Elasticsearch 脚本功能

Ingenuity1992

已于 2022-02-20 19:37:36 修改

阅读量1.5k

点赞数

分类专栏：原创文章标签： elasticsearch 大数据

于 2022-02-20 19:31:53 首次发布

本文链接：https://blog.csdn.net/Ingenuity1992/article/details/123031001

版权

原创专栏收录该内容

5 篇文章 0 订阅

订阅专栏

文章目录

1. 脚本功能的基本介绍

1.1 使用场景

当需要生成自定义字段或者需要自定义评分时，可以考虑使用脚本。

1.2 基本使用模式

  "script": {
    "lang":   "...",  			//语言
    "source" | "id": "...", 	//脚本代码或者脚本ID
    "params": { ... } 			//参数
  }

1.3 默认脚本语言的变化

--《Breaking Changes in 5.0》
从5.0版本开始，默认脚本语言从groovy改为painless，一个主要的差别是对脚本参数的使用，groovy中可以直接使用，painless需要加"params"前缀。
Groovy:

{
  "script_score": {
    "script": {
      "lang": "groovy",
      "source": "Math.log(_score * 2) + my_modifier",
      "params": {
        "my_modifier": 8
      }
    }
  }
}

Painless (my_modifer is prefixed with params):

{
  "script_score": {
    "script": {
      "lang": "painless",
      "source": "Math.log(_score * 2) + params.my_modifier",
      "params": {
        "my_modifier": 8
      }
    }
  }
}

如果需要使用painless之外的脚本语言，需要在"script"."lang"参数中显示指定，目前支持的语言如下：
在这里插入图片描述

1.4 一些注意事项

1.脚本的编辑是一个耗时操作，ES对脚本只编译一次，然后将其缓存到内层，因此，脚本中的参数尽量写到"params"对象中，而不要使用硬编码：

"source": "doc['my_field'] * 2"

应该写成：

  "source": "doc['my_field'] * multiplier",
  "params": {
    "multiplier": 2
  }

2.不能在短时间内提交大量不同的脚本, 如果ES在短时间内编译了过多的脚本，抛出circuit_breaking_exception异常。

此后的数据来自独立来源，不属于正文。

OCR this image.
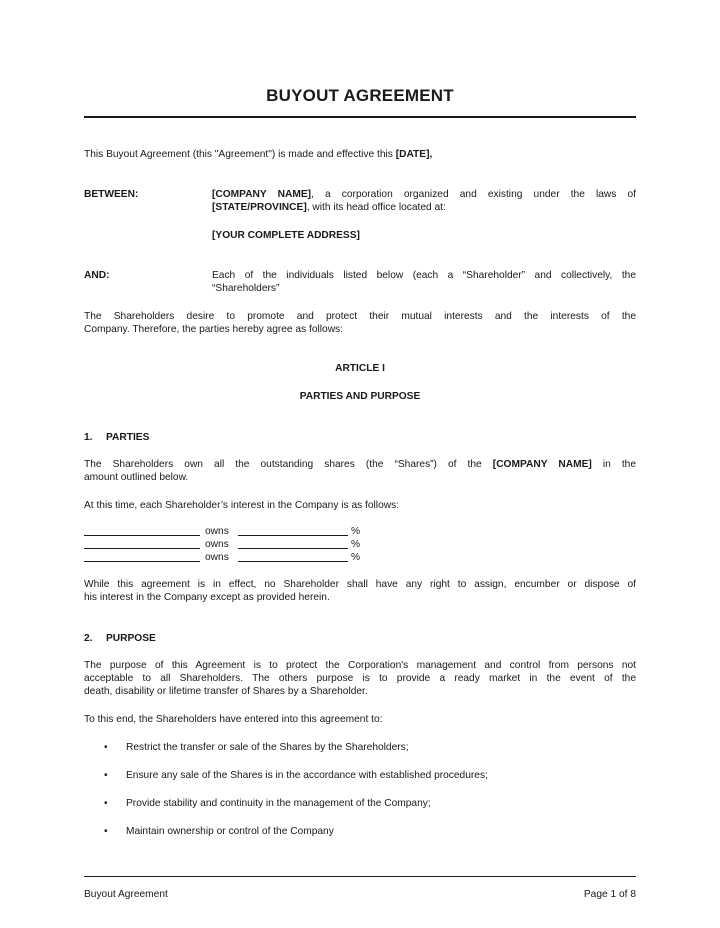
BUYOUT AGREEMENT
This Buyout Agreement (this "Agreement") is made and effective this [DATE],
BETWEEN:	[COMPANY NAME], a corporation organized and existing under the laws of
[STATE/PROVINCE], with its head office located at:
[YOUR COMPLETE ADDRESS]
AND:	Each of the individuals listed below (each a “Shareholder” and collectively, the
“Shareholders”
The Shareholders desire to promote and protect their mutual interests and the interests of the
Company. Therefore, the parties hereby agree as follows:
ARTICLE I
PARTIES AND PURPOSE
1. PARTIES
The Shareholders own all the outstanding shares (the “Shares”) of the [COMPANY NAME] in the
amount outlined below.
At this time, each Shareholder’s interest in the Company is as follows:
owns	%
owns	%
owns	%
While this agreement is in effect, no Shareholder shall have any right to assign, encumber or dispose of
his interest in the Company except as provided herein.
2. PURPOSE
The purpose of this Agreement is to protect the Corporation's management and control from persons not
acceptable to all Shareholders. The others purpose is to provide a ready market in the event of the
death, disability or lifetime transfer of Shares by a Shareholder.
To this end, the Shareholders have entered into this agreement to:
•	Restrict the transfer or sale of the Shares by the Shareholders;
•	Ensure any sale of the Shares is in the accordance with established procedures;
•	Provide stability and continuity in the management of the Company;
•	Maintain ownership or control of the Company
Buyout Agreement	Page 1 of 8
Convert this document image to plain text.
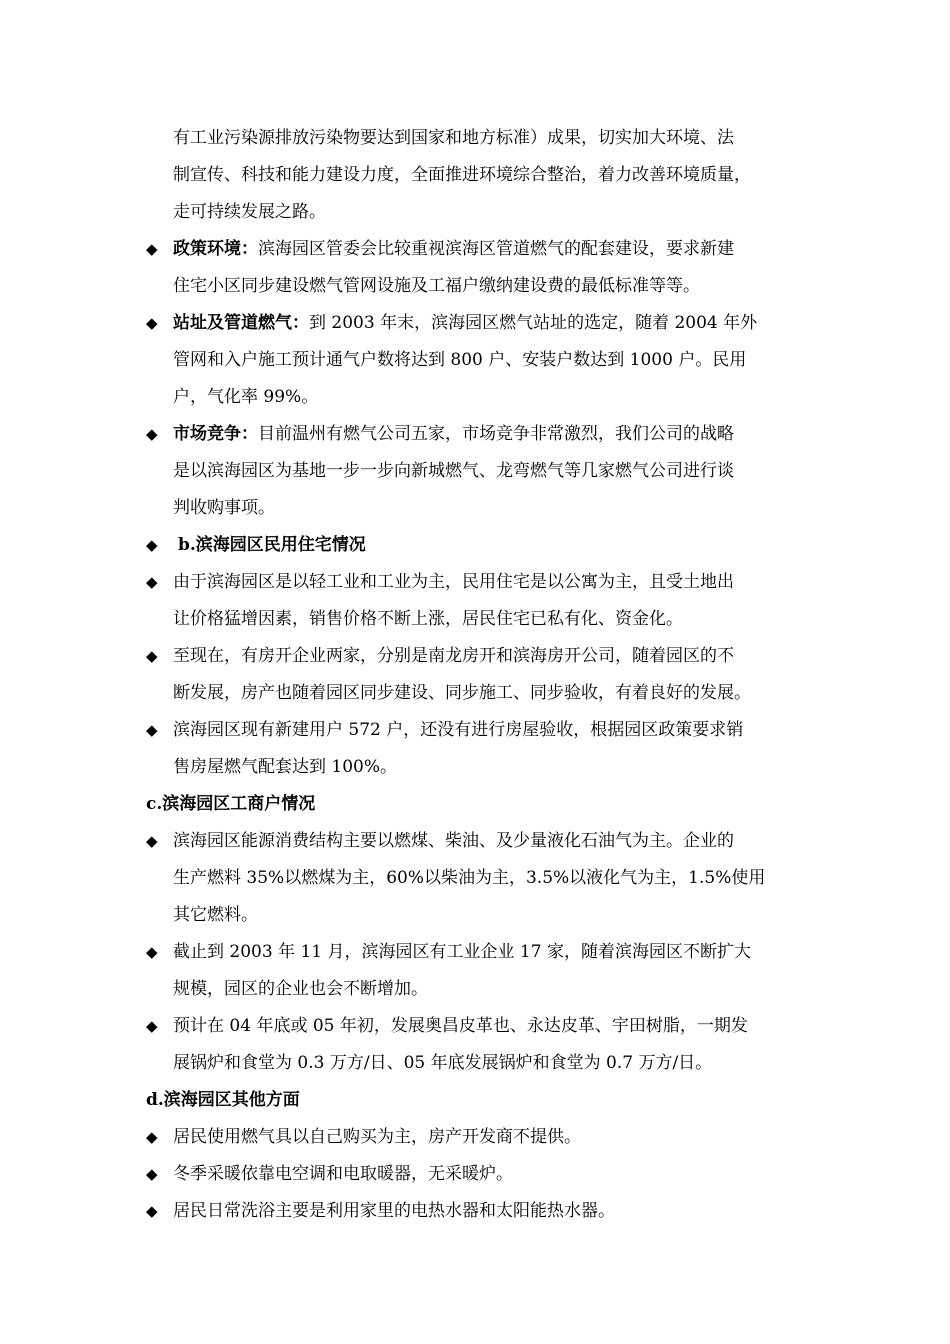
有工业污染源排放污染物要达到国家和地方标准）成果，切实加大环境、法
制宣传、科技和能力建设力度，全面推进环境综合整治，着力改善环境质量，
走可持续发展之路。
◆ 政策环境：滨海园区管委会比较重视滨海区管道燃气的配套建设，要求新建
住宅小区同步建设燃气管网设施及工福户缴纳建设费的最低标准等等。
◆ 站址及管道燃气：到 2003 年末，滨海园区燃气站址的选定，随着 2004 年外
管网和入户施工预计通气户数将达到 800 户、安装户数达到 1000 户。民用
户，气化率 99%。
◆ 市场竞争：目前温州有燃气公司五家，市场竞争非常激烈，我们公司的战略
是以滨海园区为基地一步一步向新城燃气、龙弯燃气等几家燃气公司进行谈
判收购事项。
◆ b.滨海园区民用住宅情况
◆ 由于滨海园区是以轻工业和工业为主，民用住宅是以公寓为主，且受土地出
让价格猛增因素，销售价格不断上涨，居民住宅已私有化、资金化。
◆ 至现在，有房开企业两家，分别是南龙房开和滨海房开公司，随着园区的不
断发展，房产也随着园区同步建设、同步施工、同步验收，有着良好的发展。
◆ 滨海园区现有新建用户 572 户，还没有进行房屋验收，根据园区政策要求销
售房屋燃气配套达到 100%。
c.滨海园区工商户情况
◆ 滨海园区能源消费结构主要以燃煤、柴油、及少量液化石油气为主。企业的
生产燃料 35%以燃煤为主，60%以柴油为主，3.5%以液化气为主，1.5%使用
其它燃料。
◆ 截止到 2003 年 11 月，滨海园区有工业企业 17 家，随着滨海园区不断扩大
规模，园区的企业也会不断增加。
◆ 预计在 04 年底或 05 年初，发展奥昌皮革也、永达皮革、宇田树脂，一期发
展锅炉和食堂为 0.3 万方/日、05 年底发展锅炉和食堂为 0.7 万方/日。
d.滨海园区其他方面
◆ 居民使用燃气具以自己购买为主，房产开发商不提供。
◆ 冬季采暖依靠电空调和电取暖器，无采暖炉。
◆ 居民日常洗浴主要是利用家里的电热水器和太阳能热水器。
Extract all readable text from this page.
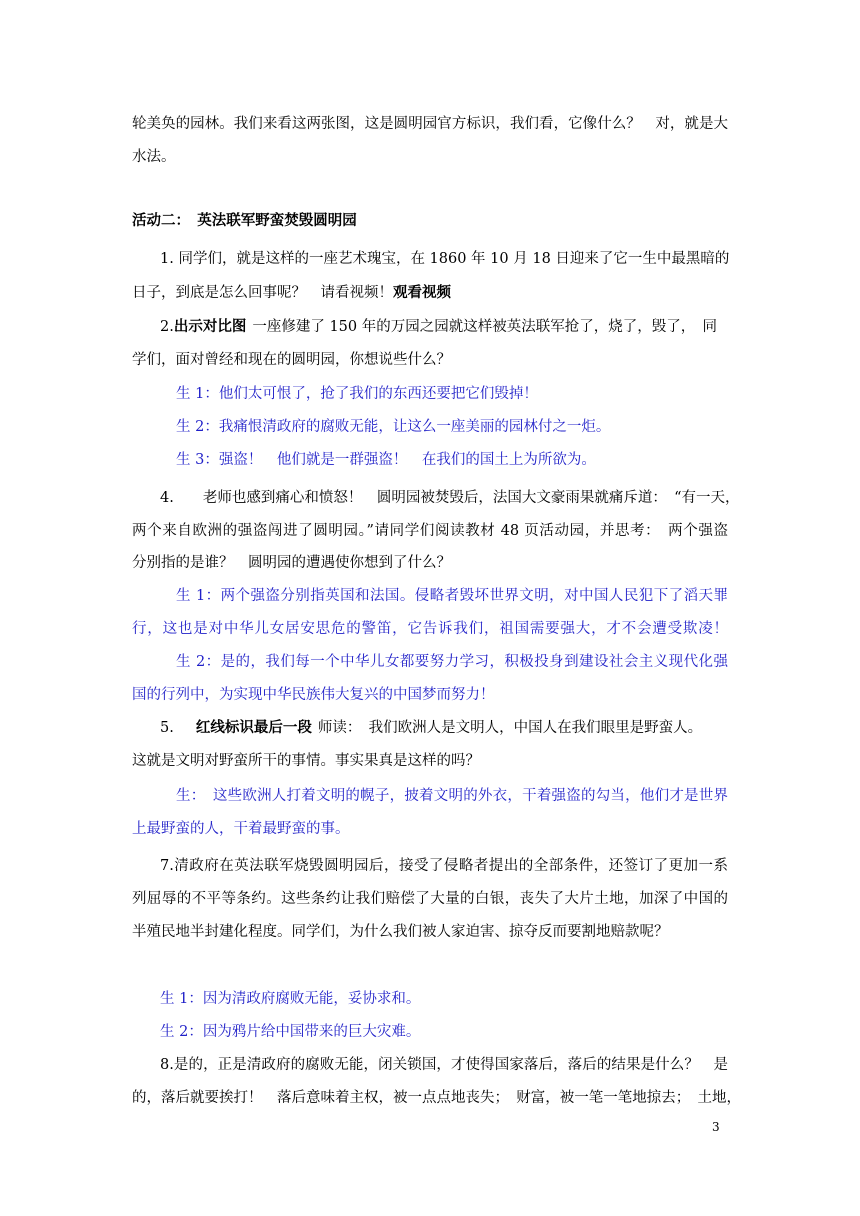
轮美奂的园林。我们来看这两张图，这是圆明园官方标识，我们看，它像什么？　对，就是大
水法。
活动二：　英法联军野蛮焚毁圆明园
1. 同学们，就是这样的一座艺术瑰宝，在 1860 年 10 月 18 日迎来了它一生中最黑暗的
日子，到底是怎么回事呢？　请看视频！观看视频
2.出示对比图 一座修建了 150 年的万园之园就这样被英法联军抢了，烧了，毁了，　同
学们，面对曾经和现在的圆明园，你想说些什么？
生 1：他们太可恨了，抢了我们的东西还要把它们毁掉！
生 2：我痛恨清政府的腐败无能，让这么一座美丽的园林付之一炬。
生 3：强盗！　他们就是一群强盗！　在我们的国土上为所欲为。
4.　　老师也感到痛心和愤怒！　圆明园被焚毁后，法国大文豪雨果就痛斥道：　“有一天，
两个来自欧洲的强盗闯进了圆明园。”请同学们阅读教材 48 页活动园，并思考：　两个强盗
分别指的是谁？　圆明园的遭遇使你想到了什么？
生 1：两个强盗分别指英国和法国。侵略者毁坏世界文明，对中国人民犯下了滔天罪
行，这也是对中华儿女居安思危的警笛，它告诉我们，祖国需要强大，才不会遭受欺凌！
生 2：是的，我们每一个中华儿女都要努力学习，积极投身到建设社会主义现代化强
国的行列中，为实现中华民族伟大复兴的中国梦而努力！
5. 红线标识最后一段 师读：　我们欧洲人是文明人，中国人在我们眼里是野蛮人。
这就是文明对野蛮所干的事情。事实果真是这样的吗？
生：　这些欧洲人打着文明的幌子，披着文明的外衣，干着强盗的勾当，他们才是世界
上最野蛮的人，干着最野蛮的事。
7.清政府在英法联军烧毁圆明园后，接受了侵略者提出的全部条件，还签订了更加一系
列屈辱的不平等条约。这些条约让我们赔偿了大量的白银，丧失了大片土地，加深了中国的
半殖民地半封建化程度。同学们，为什么我们被人家迫害、掠夺反而要割地赔款呢？
生 1：因为清政府腐败无能，妥协求和。
生 2：因为鸦片给中国带来的巨大灾难。
8.是的，正是清政府的腐败无能，闭关锁国，才使得国家落后，落后的结果是什么？　是
的，落后就要挨打！　落后意味着主权，被一点点地丧失；　财富，被一笔一笔地掠去；　土地，
3
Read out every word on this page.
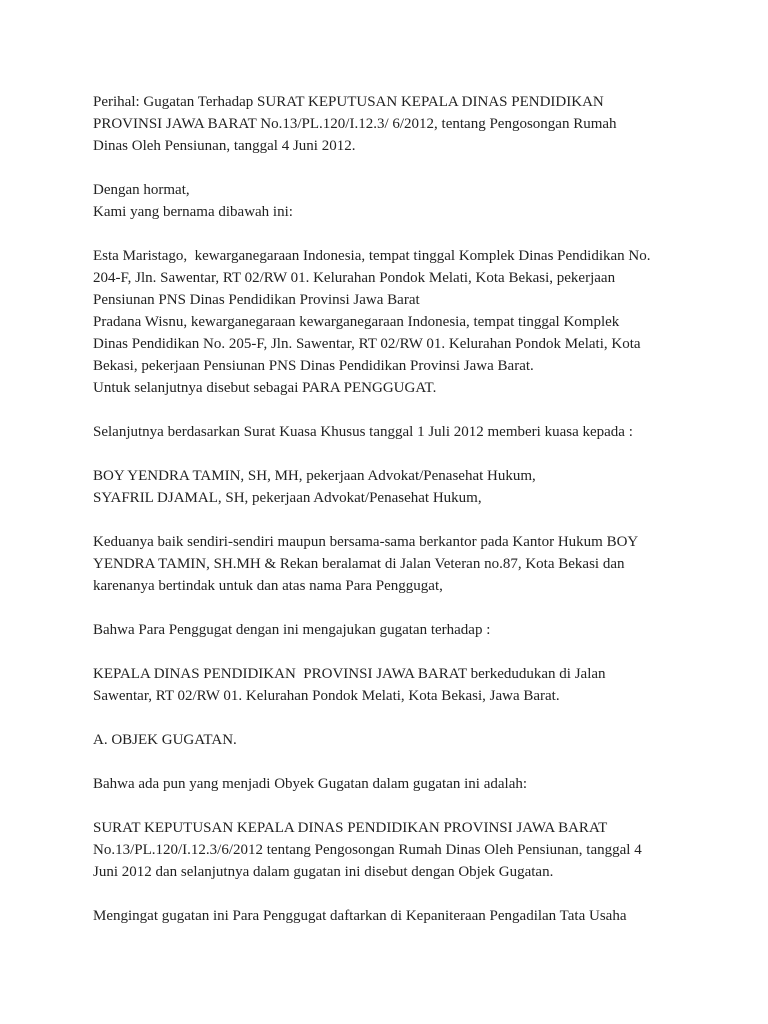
Perihal: Gugatan Terhadap SURAT KEPUTUSAN KEPALA DINAS PENDIDIKAN
PROVINSI JAWA BARAT No.13/PL.120/I.12.3/ 6/2012, tentang Pengosongan Rumah
Dinas Oleh Pensiunan, tanggal 4 Juni 2012.
Dengan hormat,
Kami yang bernama dibawah ini:
Esta Maristago,  kewarganegaraan Indonesia, tempat tinggal Komplek Dinas Pendidikan No.
204-F, Jln. Sawentar, RT 02/RW 01. Kelurahan Pondok Melati, Kota Bekasi, pekerjaan
Pensiunan PNS Dinas Pendidikan Provinsi Jawa Barat
Pradana Wisnu, kewarganegaraan kewarganegaraan Indonesia, tempat tinggal Komplek
Dinas Pendidikan No. 205-F, Jln. Sawentar, RT 02/RW 01. Kelurahan Pondok Melati, Kota
Bekasi, pekerjaan Pensiunan PNS Dinas Pendidikan Provinsi Jawa Barat.
Untuk selanjutnya disebut sebagai PARA PENGGUGAT.
Selanjutnya berdasarkan Surat Kuasa Khusus tanggal 1 Juli 2012 memberi kuasa kepada :
BOY YENDRA TAMIN, SH, MH, pekerjaan Advokat/Penasehat Hukum,
SYAFRIL DJAMAL, SH, pekerjaan Advokat/Penasehat Hukum,
Keduanya baik sendiri-sendiri maupun bersama-sama berkantor pada Kantor Hukum BOY
YENDRA TAMIN, SH.MH & Rekan beralamat di Jalan Veteran no.87, Kota Bekasi dan
karenanya bertindak untuk dan atas nama Para Penggugat,
Bahwa Para Penggugat dengan ini mengajukan gugatan terhadap :
KEPALA DINAS PENDIDIKAN  PROVINSI JAWA BARAT berkedudukan di Jalan
Sawentar, RT 02/RW 01. Kelurahan Pondok Melati, Kota Bekasi, Jawa Barat.
A. OBJEK GUGATAN.
Bahwa ada pun yang menjadi Obyek Gugatan dalam gugatan ini adalah:
SURAT KEPUTUSAN KEPALA DINAS PENDIDIKAN PROVINSI JAWA BARAT
No.13/PL.120/I.12.3/6/2012 tentang Pengosongan Rumah Dinas Oleh Pensiunan, tanggal 4
Juni 2012 dan selanjutnya dalam gugatan ini disebut dengan Objek Gugatan.
Mengingat gugatan ini Para Penggugat daftarkan di Kepaniteraan Pengadilan Tata Usaha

默认每分钟不超过15个，可以通过"script.max_compilations_rate"动态设置。

3.为了减少编译次数，所有脚本都会被缓存。默认最多缓存100个脚本，但不设置过期时间，可通过 script.cache.expire 和 script.cache.max_size 修改。

4.存储脚本最长支持65,535字节，可以通过 script.max_size_in_bytes 设置，但还要考虑脚本引擎的上限。

2 关于Stored Script

如果脚本基本不会变动，且需要反复使用，则可以将其持久化到集群状态中 /_scripts/{id}：

POST _scripts/calculate-score
{
  "script": {
    "lang": "painless",
    "source": "Math.log(_score * 2) + params.my_modifier"
  }
}

GET _scripts/calculate-score

GET _search
{
  "query": {
    "script": {
      "script": {
        "id": "calculate-score",
        "params": {
          "my_modifier": 2
        }
      }
    }
  }
}

DELETE _scripts/calculate-score

3.使用实例

3.1 样例数据

准备两条商品数据

{
	"id": "1",
	"name": "L＇oreal/欧莱雅复颜玻尿酸水光充盈导入膨润精华液",
	"brand": "欧莱雅",
	"price": 279,
	"desc": "补水 提拉紧致 淡化细纹"
}
{
	"id": "2",
	"name": "资生堂面膜",
	"brand": "资生堂",
	"price": 199,
	"desc": "补水 美白 修复",
	"comments": ["女朋友说很好用！",
	"一直用的这款，价格也实惠。"]
}

3.2 脚本字段(新增自定义字段)

新增一个自定义字段"档次"，当"price">=250元"档次"=“高档”，反之"档次"=“中低档”。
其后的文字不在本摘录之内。